• Investing & Markets

Market Recap – As expected, Brexit gives the Fed pause. But for how long?

July 29, 2016 | Matt Lenore

Market Digest – Week Ending 7/29

Stocks moved sideways in choppy trading this week as the markets digested a combination of mixed earning results, the latest Fed meeting, and the DNC convention. International stocks and gold were positive, while oil dropped on renewed fears of a supply glut.

Weekly Returns:

S&P 500: 2,174 (-0.0%)
FTSE All-World ex-US: (+1.50%)
US 10 Year Treasury Yield: 1.46% (-0.11%)
Gold: $1,351 (+2.2%)
USD/EUR: $1.117 (+1.8%)

Major Events:

• Monday – LMVH sells Donna Karan to G-III for $650 million.
• Tuesday – Sales of new single-family homes increased 10.1% in the first half of 2016 compared with 2015.
• Tuesday – US consumer confidence mostly unchanged in July.
• Wednesday – Fed keeps benchmark rates unchanged, leaves room for possible rate hike in September.
• Thursday – Oracle agrees to purchase NetSuite for $9.3 billion.
• Thursday – DNC convention wraps up in Philadelphia.
• Friday – US GDP grows at 1.2% in second Quarter.

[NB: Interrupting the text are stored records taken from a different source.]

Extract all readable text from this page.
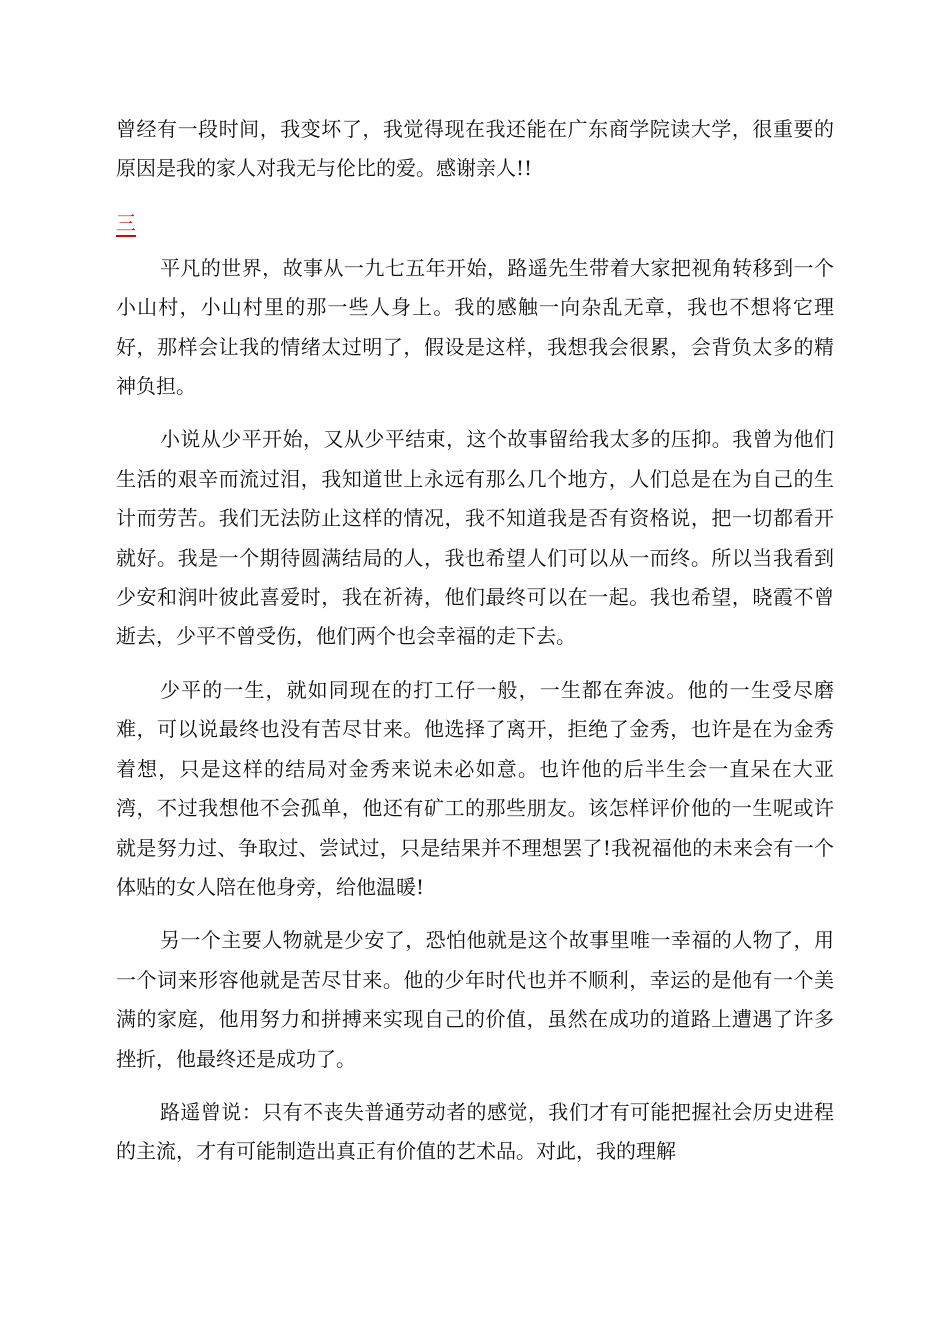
曾经有一段时间，我变坏了，我觉得现在我还能在广东商学院读大学，很重要的原因是我的家人对我无与伦比的爱。感谢亲人!!

三

平凡的世界，故事从一九七五年开始，路遥先生带着大家把视角转移到一个小山村，小山村里的那一些人身上。我的感触一向杂乱无章，我也不想将它理好，那样会让我的情绪太过明了，假设是这样，我想我会很累，会背负太多的精神负担。

小说从少平开始，又从少平结束，这个故事留给我太多的压抑。我曾为他们生活的艰辛而流过泪，我知道世上永远有那么几个地方，人们总是在为自己的生计而劳苦。我们无法防止这样的情况，我不知道我是否有资格说，把一切都看开就好。我是一个期待圆满结局的人，我也希望人们可以从一而终。所以当我看到少安和润叶彼此喜爱时，我在祈祷，他们最终可以在一起。我也希望，晓霞不曾逝去，少平不曾受伤，他们两个也会幸福的走下去。

少平的一生，就如同现在的打工仔一般，一生都在奔波。他的一生受尽磨难，可以说最终也没有苦尽甘来。他选择了离开，拒绝了金秀，也许是在为金秀着想，只是这样的结局对金秀来说未必如意。也许他的后半生会一直呆在大亚湾，不过我想他不会孤单，他还有矿工的那些朋友。该怎样评价他的一生呢或许就是努力过、争取过、尝试过，只是结果并不理想罢了!我祝福他的未来会有一个体贴的女人陪在他身旁，给他温暖!

另一个主要人物就是少安了，恐怕他就是这个故事里唯一幸福的人物了，用一个词来形容他就是苦尽甘来。他的少年时代也并不顺利，幸运的是他有一个美满的家庭，他用努力和拼搏来实现自己的价值，虽然在成功的道路上遭遇了许多挫折，他最终还是成功了。

路遥曾说：只有不丧失普通劳动者的感觉，我们才有可能把握社会历史进程的主流，才有可能制造出真正有价值的艺术品。对此，我的理解
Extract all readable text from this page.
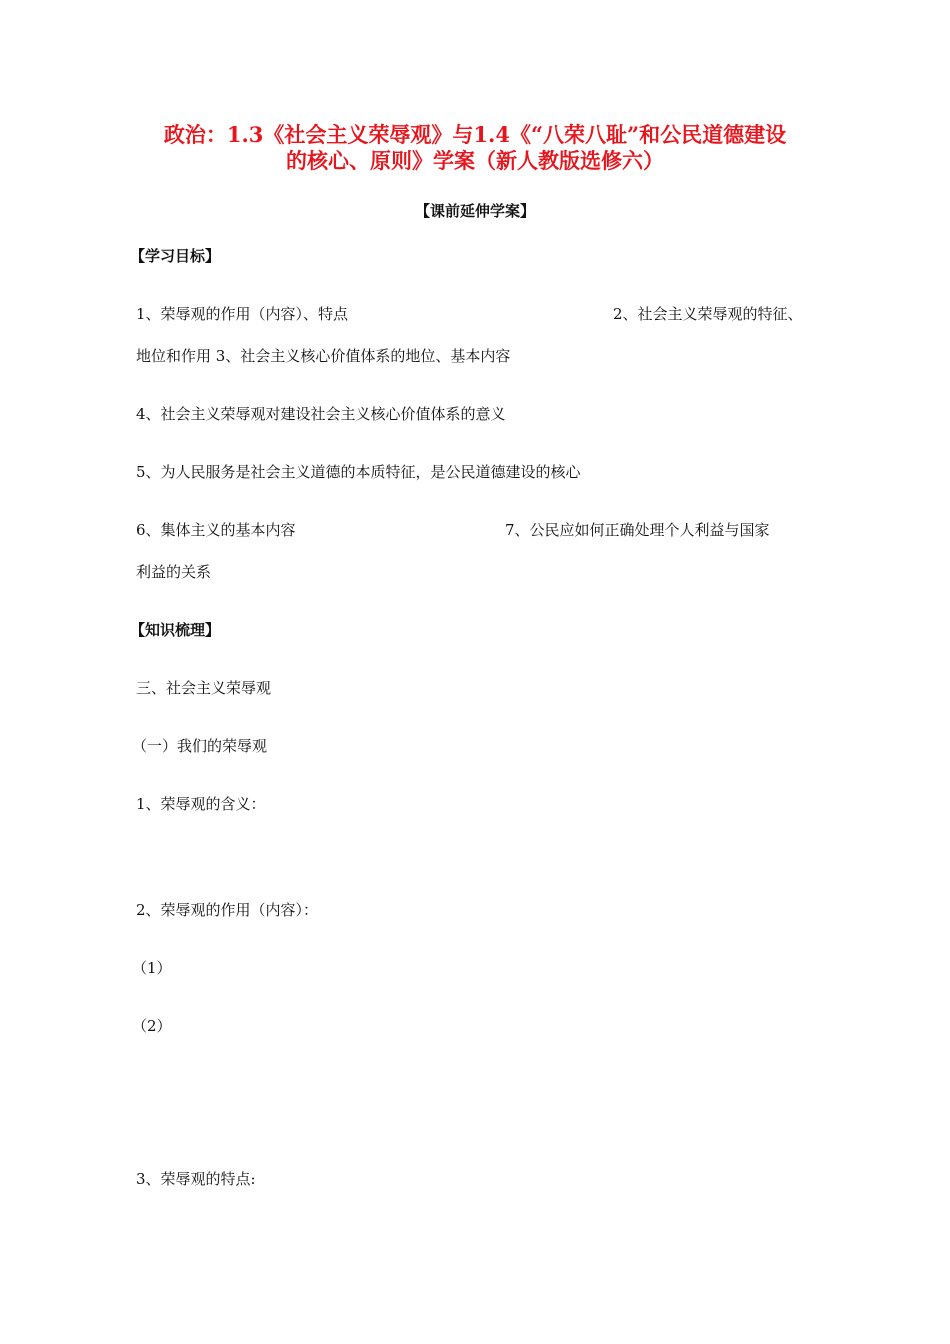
政治：1.3《社会主义荣辱观》与1.4《“八荣八耻”和公民道德建设
的核心、原则》学案（新人教版选修六）
【课前延伸学案】
【学习目标】
1、荣辱观的作用（内容）、特点	2、社会主义荣辱观的特征、
地位和作用 3、社会主义核心价值体系的地位、基本内容
4、社会主义荣辱观对建设社会主义核心价值体系的意义
5、为人民服务是社会主义道德的本质特征，是公民道德建设的核心
6、集体主义的基本内容	7、公民应如何正确处理个人利益与国家
利益的关系
【知识梳理】
三、社会主义荣辱观
（一）我们的荣辱观
1、荣辱观的含义：
2、荣辱观的作用（内容）：
（1）
（2）
3、荣辱观的特点:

Lackluster Fixed Investment and Inventories offset strong Consumer Spending growth.

Our take:

As expected, the Fed voted 9-1 to keep rates unchanged at 0.25%-0.5% in their meeting Wednesday, preferring to continue their wait-and-see approach with regard to domestic economic growth and the outlook for inflation. The UK’s surprise decision to leave the EU roiled global markets and set the expectation among economists and market participants that there would be no rate increase until December, at the earliest.

However, the equity market recovery from the Brexit shock has been remarkably swift, with US markets setting new 2016 highs just 9 days after the voting results were announced. Coupled with upbeat housing, labor, and consumer purchasing data, that recovery had the Fed more optimistic in their messaging than many people expected. Pundits were quick to point out that the statement “Near-term risks to the economic outlook have diminished” hinted at a rate hike remaining possible in 2016, as long as there were no further shocks to the system.

Regardless of what the Fed decides to do this year, the fact is that rates remain far below historical averages, and few quarter-point hikes are not likely to have a large impact. For comparison, in 1980 the Fed caused rates to fluctuate between 8.5% and 20%, over a single year! Against that backdrop, the current hand-wringing over a possible quarter-point hike seems a bit overblown.